Entender o que se passa na mente de alguém pode parecer uma tarefa complexa. Muitos acreditam que é preciso analisar gestos, postura corporal ou microexpressões para decifrar intenções.
No entanto, uma ex-agente especial dos Estados Unidos defende uma abordagem mais simples e, segundo ela, muito mais eficiente.
De acordo com a jornalista e ex-integrante do serviço de segurança americano, Evy Poumpouras, a chave para compreender alguém está no estado mental em que essa pessoa se encontra durante a conversa, e não nos movimentos do corpo.
Ler pessoas não é sobre gestos, é sobre foco mental
De acordo com Evy, toda interação humana acontece a partir de um “espaço mental”. Esse espaço define como a pessoa pensa, reage e se comunica naquele momento específico.
Ela afirma que, ao identificar esse ponto rapidamente, é possível prever reações, ajustar o tom da conversa e evitar conflitos desnecessários, tanto em ambientes pessoais quanto profissionais.
Os dois estados mentais que revelam tudo
Segundo a especialista, praticamente todas as pessoas alternam entre dois grandes estados mentais.
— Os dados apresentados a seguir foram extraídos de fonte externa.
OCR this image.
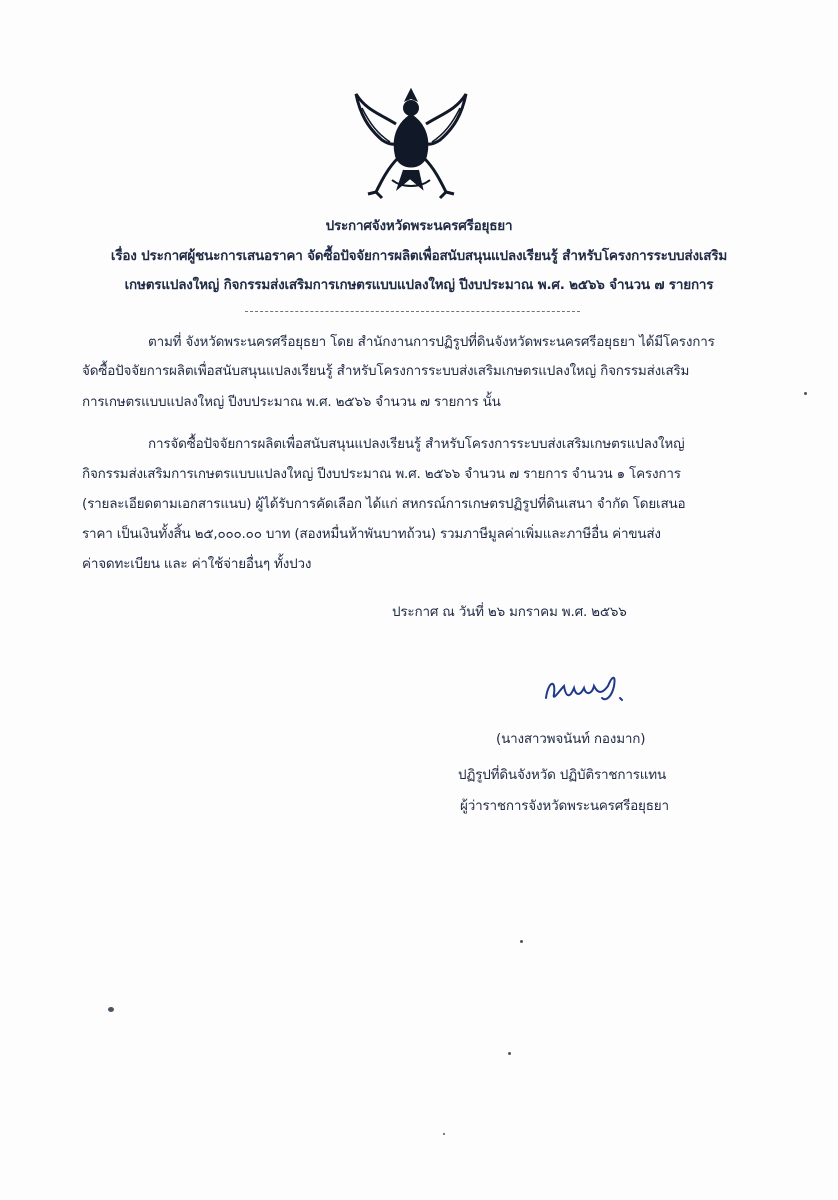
ประกาศจังหวัดพระนครศรีอยุธยา
เรื่อง ประกาศผู้ชนะการเสนอราคา จัดซื้อปัจจัยการผลิตเพื่อสนับสนุนแปลงเรียนรู้ สำหรับโครงการระบบส่งเสริม
เกษตรแปลงใหญ่ กิจกรรมส่งเสริมการเกษตรแบบแปลงใหญ่ ปีงบประมาณ พ.ศ. ๒๕๖๖ จำนวน ๗ รายการ
ตามที่ จังหวัดพระนครศรีอยุธยา โดย สำนักงานการปฏิรูปที่ดินจังหวัดพระนครศรีอยุธยา ได้มีโครงการ
จัดซื้อปัจจัยการผลิตเพื่อสนับสนุนแปลงเรียนรู้ สำหรับโครงการระบบส่งเสริมเกษตรแปลงใหญ่ กิจกรรมส่งเสริม
การเกษตรแบบแปลงใหญ่ ปีงบประมาณ พ.ศ. ๒๕๖๖ จำนวน ๗ รายการ นั้น
การจัดซื้อปัจจัยการผลิตเพื่อสนับสนุนแปลงเรียนรู้ สำหรับโครงการระบบส่งเสริมเกษตรแปลงใหญ่
กิจกรรมส่งเสริมการเกษตรแบบแปลงใหญ่ ปีงบประมาณ พ.ศ. ๒๕๖๖ จำนวน ๗ รายการ จำนวน ๑ โครงการ
(รายละเอียดตามเอกสารแนบ) ผู้ได้รับการคัดเลือก ได้แก่ สหกรณ์การเกษตรปฏิรูปที่ดินเสนา จำกัด โดยเสนอ
ราคา เป็นเงินทั้งสิ้น ๒๕,๐๐๐.๐๐ บาท (สองหมื่นห้าพันบาทถ้วน) รวมภาษีมูลค่าเพิ่มและภาษีอื่น ค่าขนส่ง
ค่าจดทะเบียน และ ค่าใช้จ่ายอื่นๆ ทั้งปวง
ประกาศ ณ วันที่ ๒๖ มกราคม พ.ศ. ๒๕๖๖
(นางสาวพจนันท์ กองมาก)
ปฏิรูปที่ดินจังหวัด ปฏิบัติราชการแทน
ผู้ว่าราชการจังหวัดพระนครศรีอยุธยา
O primeiro passo para uma comunicação eficaz é reconhecer em qual deles alguém está.
1. Foco na identidade pessoal
Quando a pessoa está operando a partir da identidade, o centro da conversa são as emoções, percepções e experiências individuais. Ela interpreta os acontecimentos de forma pessoal e reage com base no que sente.
Nesse estado, é comum o uso de expressões como:
- “Eu sinto”
- “Eu penso”
- “Na minha experiência”
Esse modo costuma surgir em momentos de insegurança, necessidade de validação ou quando alguém precisa ser ouvido. Não se trata de algo negativo, mas pode dificultar conversas objetivas se não houver equilíbrio.
2. Foco instrumental e orientado a resultados
No estado instrumental, a prioridade deixa de ser o sentimento e passa a ser a solução. A pessoa quer resolver o problema, cumprir a tarefa e seguir adiante.
Quem opera nesse modo tende a ser:
- Direto
- Prático
- Objetivo
Às vezes, esse comportamento pode soar frio, mas o foco está na eficiência, não na emoção. Evy explica que esse tipo de mentalidade foi fundamental durante sua atuação em ambientes de alta pressão, onde decisões rápidas faziam a diferença.
Por que tantos conflitos surgem nas conversas?
Segundo a ex-agente, muitos desentendimentos acontecem quando pessoas em estados mentais diferentes tentam se comunicar sem perceber isso.
Quem está focado nas emoções pode se sentir ignorado por alguém excessivamente direto. Já quem está orientado a resultados pode não entender reações emocionais intensas diante de um problema prático.
O segredo está no ajuste, não no julgamento
Evy reforça que ninguém permanece fixo em um único estado mental. O mais importante é reconhecer em qual espaço você está e identificar o do outro.
Essa percepção permite adaptar a comunicação, escolher melhor as palavras e tornar qualquer conversa mais clara, produtiva e menos desgastante.
Ler pessoas é aprender a ouvir além das palavras
Mais do que analisar gestos ou expressões faciais, entender pessoas exige atenção ao que guia suas ações naquele momento. Quando você identifica o foco mental do outro, a comunicação deixa de ser um jogo de adivinhação e passa a ser estratégica.
Às vezes, ler alguém é simplesmente entender de onde essa pessoa está falando.